Brotherhood. Team spirit. The unwritten law of never leaving a man behind. These weren’t slogans, they were truths ingrained deep into every SEAL, forged in years of blood and training.

If a foreign aid like Long Zhan could throw away safety and dive back into danger for men who weren’t even his teammates, how could Brock, a veteran of Bravo team, do any less?

The bond was primal, simple, and absolute. And in this moment, it rang louder than orders, louder than fear.Their actions didn’t go unnoticed. The helicopter pilot reported the decision up the chain of command, and within minutes, the information reached the operations center.

Eric and Mandy, who had been pacing like caged lions, finally allowed themselves to relax a little, relief flickering in their eyes.

Especially for Long Zhan, the foreign aid. He was just a temporary attachment, not even a part of DEVGRU. Yet here he was, proving his worth in the only way that mattered.

If earlier they had thought that he was merely promising, now they were convinced. Long Zhan had earned the right to be recognized as a Tier 1 operator.

Meanwhile, in the tunnels…

Jason led Sonny and Trent forward. When they reached a corner and looked to the left, they saw a gray cloth blocking the entire passage.

The light filtering through the cloth suggested it must be brightly lit inside.

“Underground chamber,” Jason muttered under his breath. The glow was too steady, too bright to be anything else.

He raised two fingers, flashing quick hand signs to Trent.

“You take the left, I’ll take the right.”

Trent nodded once, calm and focused.

Jason’s eyes stayed locked on the curtain. He lowered himself into a crouching position, sliding silently until he was only inches away from the curtain. Rifle ready in his right hand, he raised three fingers with his left, silently counting down.

Three…Two…One!

On one, his hand shot forward. The curtain ripped aside. Jason lunged through the gap in one fluid motion, his rifle sweeping toward the far-right corner.

Trent burst in right on his heels, weapon tracking left.

As expected, he was there. Samir, their target.

Samir, startled by the sight of Jason and the American soldiers, leaped to his feet, his eyes filled with fear and panic.Jason's heart also tightened when he saw what Samir was wearing.

Cylindrical charges encircled his torso, each one laced with wires that snaked into a crude circuit board. In his hand he clutched a white detonator, his thumb hovering above the red trigger switch.

One press, and everyone in that room would be vaporized.

Jason’s instincts screamed at him. A dead man’s vest. A kill switch. One wrong move, and the whole team was gone.

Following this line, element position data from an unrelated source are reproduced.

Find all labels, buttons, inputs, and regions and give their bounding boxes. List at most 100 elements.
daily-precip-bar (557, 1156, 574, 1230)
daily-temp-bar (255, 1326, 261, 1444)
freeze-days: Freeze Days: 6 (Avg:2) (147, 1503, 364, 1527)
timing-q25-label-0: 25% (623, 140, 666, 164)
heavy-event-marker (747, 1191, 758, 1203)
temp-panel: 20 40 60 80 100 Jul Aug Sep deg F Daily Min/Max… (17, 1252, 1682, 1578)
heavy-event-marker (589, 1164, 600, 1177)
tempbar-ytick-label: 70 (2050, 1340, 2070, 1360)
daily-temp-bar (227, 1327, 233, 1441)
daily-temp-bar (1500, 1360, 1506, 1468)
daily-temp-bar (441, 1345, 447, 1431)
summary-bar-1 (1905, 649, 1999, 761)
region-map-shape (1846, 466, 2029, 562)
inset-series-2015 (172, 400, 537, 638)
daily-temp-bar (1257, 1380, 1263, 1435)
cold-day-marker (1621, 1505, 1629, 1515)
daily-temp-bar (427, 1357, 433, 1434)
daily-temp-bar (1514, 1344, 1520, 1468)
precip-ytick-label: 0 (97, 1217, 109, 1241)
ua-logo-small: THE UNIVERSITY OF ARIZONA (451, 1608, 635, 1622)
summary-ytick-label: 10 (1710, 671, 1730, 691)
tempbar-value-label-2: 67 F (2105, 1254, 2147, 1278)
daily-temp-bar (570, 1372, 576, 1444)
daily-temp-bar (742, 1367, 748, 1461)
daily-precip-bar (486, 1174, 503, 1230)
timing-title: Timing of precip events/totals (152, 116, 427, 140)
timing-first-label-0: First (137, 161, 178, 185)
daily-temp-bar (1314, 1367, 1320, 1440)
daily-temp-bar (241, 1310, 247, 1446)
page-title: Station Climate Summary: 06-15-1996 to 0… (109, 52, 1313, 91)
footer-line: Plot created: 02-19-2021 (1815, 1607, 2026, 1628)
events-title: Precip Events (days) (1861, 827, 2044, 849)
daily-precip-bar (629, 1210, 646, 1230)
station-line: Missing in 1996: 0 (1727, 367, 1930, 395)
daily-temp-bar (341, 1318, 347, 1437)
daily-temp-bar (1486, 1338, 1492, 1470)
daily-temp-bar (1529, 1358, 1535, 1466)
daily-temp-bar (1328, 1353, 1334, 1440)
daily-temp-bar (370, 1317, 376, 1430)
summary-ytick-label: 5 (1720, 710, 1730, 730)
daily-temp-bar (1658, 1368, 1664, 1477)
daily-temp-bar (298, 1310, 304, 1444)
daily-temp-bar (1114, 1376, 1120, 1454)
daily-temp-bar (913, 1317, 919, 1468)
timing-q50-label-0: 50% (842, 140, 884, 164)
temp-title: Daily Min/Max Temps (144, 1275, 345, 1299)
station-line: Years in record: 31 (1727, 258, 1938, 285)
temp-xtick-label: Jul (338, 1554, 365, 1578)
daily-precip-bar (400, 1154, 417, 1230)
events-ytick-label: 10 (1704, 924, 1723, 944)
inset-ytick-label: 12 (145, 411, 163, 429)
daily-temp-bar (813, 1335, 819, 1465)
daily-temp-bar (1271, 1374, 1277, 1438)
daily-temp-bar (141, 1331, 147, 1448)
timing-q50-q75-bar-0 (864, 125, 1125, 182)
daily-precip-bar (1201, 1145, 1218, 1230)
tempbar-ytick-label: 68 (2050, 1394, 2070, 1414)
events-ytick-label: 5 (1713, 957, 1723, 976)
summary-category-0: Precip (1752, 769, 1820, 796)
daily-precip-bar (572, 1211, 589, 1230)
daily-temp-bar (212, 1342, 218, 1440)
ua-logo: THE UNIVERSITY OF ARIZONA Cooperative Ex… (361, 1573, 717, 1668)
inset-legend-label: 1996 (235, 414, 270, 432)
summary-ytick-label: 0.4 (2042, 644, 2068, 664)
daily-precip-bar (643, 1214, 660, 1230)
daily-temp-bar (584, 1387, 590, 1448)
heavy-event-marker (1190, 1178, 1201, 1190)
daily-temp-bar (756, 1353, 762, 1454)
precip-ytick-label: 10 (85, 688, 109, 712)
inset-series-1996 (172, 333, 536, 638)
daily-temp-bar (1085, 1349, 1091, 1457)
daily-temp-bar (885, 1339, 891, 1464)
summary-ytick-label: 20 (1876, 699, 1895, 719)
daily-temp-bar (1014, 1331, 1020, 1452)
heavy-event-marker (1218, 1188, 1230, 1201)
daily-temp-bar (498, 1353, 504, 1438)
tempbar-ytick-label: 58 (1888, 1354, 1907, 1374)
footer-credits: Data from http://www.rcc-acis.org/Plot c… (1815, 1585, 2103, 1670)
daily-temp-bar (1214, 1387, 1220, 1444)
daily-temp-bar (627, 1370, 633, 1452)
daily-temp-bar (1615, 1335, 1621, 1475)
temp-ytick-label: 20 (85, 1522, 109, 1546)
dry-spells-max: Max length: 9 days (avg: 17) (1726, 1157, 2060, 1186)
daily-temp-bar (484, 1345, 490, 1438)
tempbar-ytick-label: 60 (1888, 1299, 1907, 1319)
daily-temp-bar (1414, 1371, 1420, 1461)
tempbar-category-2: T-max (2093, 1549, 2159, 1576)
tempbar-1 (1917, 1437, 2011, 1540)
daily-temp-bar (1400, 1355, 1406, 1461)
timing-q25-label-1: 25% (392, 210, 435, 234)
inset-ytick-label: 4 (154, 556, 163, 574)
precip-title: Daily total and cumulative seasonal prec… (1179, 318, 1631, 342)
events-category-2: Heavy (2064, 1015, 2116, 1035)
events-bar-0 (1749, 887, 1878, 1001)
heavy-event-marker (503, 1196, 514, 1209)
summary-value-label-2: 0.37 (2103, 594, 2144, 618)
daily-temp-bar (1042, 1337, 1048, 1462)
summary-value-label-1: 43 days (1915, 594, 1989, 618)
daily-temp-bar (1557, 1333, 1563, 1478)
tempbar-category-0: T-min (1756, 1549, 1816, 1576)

Jason certainly didn’t want to die here, but he knew what type of person Samir was.He had studied Samir, he knew the type. He knew that he wasn’t a true martyr himself despite preaching it his whole life, and that’s the main reason why he was willing to bring his men down here to arrest him.

After seeing Samir’s reaction, Jason was even more certain that Samir didn’t want to die. He had a chance at persuading him to surrender.

Slowly, deliberately, he tilted the barrel of his rifle upward, away from the man’s chest, away from the bomb. His voice softened as he tried to calm him down, “easy, friend. Take a breath. No one’s here to kill you. We can talk this through.”